The decree which was affirmed in part by this Court was a decree of sale of the homestead and dower lands of one of the complainants, Mrs. Hattie Cook. Among other things that decree provides that when the register reports the sale, “the court will * * * fix and ascertain the value of the homestead and dower interests of Mrs. Hattie Cook” etc.

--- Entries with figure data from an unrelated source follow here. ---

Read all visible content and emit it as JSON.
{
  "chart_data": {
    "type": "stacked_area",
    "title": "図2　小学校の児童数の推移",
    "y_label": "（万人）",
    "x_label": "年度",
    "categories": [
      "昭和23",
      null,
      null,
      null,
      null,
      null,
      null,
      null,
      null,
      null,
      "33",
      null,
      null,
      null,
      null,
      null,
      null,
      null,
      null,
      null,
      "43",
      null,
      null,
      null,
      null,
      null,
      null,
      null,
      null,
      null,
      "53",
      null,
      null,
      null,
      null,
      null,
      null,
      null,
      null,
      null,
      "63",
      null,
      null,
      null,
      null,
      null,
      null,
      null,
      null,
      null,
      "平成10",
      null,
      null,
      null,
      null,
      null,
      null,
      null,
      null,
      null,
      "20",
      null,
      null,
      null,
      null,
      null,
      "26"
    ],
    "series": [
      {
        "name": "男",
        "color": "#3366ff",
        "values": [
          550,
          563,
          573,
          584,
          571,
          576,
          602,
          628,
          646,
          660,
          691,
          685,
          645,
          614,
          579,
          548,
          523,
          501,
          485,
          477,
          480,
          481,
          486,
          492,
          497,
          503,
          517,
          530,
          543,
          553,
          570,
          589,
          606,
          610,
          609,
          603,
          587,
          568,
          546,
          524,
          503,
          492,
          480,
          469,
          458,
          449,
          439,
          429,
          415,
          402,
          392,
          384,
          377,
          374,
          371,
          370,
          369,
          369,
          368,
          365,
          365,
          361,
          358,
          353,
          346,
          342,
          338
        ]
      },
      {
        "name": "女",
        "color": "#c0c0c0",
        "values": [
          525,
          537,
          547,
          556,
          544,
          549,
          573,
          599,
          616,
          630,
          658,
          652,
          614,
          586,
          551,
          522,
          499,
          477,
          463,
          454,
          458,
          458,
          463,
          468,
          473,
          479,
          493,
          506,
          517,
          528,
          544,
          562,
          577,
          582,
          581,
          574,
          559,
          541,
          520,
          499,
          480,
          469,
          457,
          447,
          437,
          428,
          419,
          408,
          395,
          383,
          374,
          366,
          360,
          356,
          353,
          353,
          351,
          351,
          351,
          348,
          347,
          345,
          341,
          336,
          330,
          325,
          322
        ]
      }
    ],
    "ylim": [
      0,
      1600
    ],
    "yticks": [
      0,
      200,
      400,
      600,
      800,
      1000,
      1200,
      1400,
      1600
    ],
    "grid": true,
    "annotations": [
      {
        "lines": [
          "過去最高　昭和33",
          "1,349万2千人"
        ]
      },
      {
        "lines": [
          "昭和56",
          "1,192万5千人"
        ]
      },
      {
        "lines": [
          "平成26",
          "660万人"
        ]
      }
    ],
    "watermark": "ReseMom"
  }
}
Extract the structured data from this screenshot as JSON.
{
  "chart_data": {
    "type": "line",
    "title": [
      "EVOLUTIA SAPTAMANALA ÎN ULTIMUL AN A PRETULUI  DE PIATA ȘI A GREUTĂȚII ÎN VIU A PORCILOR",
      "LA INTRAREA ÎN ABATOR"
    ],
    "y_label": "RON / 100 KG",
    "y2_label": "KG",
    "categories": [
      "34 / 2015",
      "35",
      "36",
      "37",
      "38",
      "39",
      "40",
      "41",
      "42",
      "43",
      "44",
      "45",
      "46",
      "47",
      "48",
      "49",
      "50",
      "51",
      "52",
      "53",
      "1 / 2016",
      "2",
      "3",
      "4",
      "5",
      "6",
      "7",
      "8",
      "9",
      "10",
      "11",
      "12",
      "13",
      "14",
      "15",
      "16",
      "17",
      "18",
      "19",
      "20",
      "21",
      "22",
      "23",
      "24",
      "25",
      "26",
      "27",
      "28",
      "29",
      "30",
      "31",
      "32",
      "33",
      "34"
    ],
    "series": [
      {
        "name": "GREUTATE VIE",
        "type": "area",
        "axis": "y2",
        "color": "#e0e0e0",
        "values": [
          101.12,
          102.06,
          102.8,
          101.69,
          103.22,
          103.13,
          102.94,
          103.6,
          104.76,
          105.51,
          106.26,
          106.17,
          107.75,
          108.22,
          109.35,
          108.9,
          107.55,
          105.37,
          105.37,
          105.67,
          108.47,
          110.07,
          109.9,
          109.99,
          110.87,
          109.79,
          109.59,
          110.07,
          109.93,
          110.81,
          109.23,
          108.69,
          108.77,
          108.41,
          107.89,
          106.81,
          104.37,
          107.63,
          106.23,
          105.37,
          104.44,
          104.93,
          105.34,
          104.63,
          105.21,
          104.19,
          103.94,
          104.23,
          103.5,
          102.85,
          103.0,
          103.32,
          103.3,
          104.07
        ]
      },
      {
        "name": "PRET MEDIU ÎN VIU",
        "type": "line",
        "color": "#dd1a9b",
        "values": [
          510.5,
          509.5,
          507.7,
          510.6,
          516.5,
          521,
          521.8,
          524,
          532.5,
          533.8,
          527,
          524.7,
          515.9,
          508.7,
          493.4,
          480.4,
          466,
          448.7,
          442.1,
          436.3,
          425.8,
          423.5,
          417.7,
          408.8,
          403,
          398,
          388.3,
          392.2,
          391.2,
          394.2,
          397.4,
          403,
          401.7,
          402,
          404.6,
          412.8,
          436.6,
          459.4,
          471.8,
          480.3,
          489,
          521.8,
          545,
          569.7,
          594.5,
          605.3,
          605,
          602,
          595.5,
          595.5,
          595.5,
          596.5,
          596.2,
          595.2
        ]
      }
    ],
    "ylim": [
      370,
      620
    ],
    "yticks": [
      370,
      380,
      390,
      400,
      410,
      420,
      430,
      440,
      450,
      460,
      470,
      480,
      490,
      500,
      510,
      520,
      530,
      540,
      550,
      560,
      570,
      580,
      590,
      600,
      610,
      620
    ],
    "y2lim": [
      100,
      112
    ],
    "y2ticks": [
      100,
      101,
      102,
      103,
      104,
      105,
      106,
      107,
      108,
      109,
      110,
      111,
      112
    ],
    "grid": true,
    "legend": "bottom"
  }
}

We think appellant is asking us to decide something which is not before us. The fixing and ascertainment of the value of the dower is a matter which will be before the circuit court, in equity, after the sale has been made and confirmed and the proceeds paid into court. We make the following notations and cite these cases merely for the lower court’s convenience. We quote from Beavers v. Smith, 11 Ala. 20, at page 33:

“The dowress has 'but a life estate, where lands are assigned to her, and when from the necessity of the case, instead of the use of the land, she receives money, it should partake of the same qualities — the annual value of the portion which would have been assigned her, had it been practicable to do so. If the parties agree to a gross sum, as the value of the life interest, the court would of course give effect to it. In the absence of such an agreement, the decree must be for the payment * * * annually thereafter during the life of the dowress, of the sum ascertained to be the annual value of her dower interest.” Sherard v. Sherard’s Admr., 33 Ala. 488, 492; Thompson v. Thompson, 107 Ala. 163, 18 So. 247; Kelly v. Deegan, 111 Ala. 156, 20 So. 378; Chapman v. York, 212 Ala. 540, 103 So. 567; Etheredge v. Etheredge, 219 Ala. 660, 123 So. 48 ; 102 A.L.R. 971, 973, 979, 981; 33 Am. Jur., sections 272-274; Title 61, section 272, Code 1940.

The application for rehearing is overruled.

LIVINGSTON, C. J., and LAWSON and STAKELY, JJ., concur.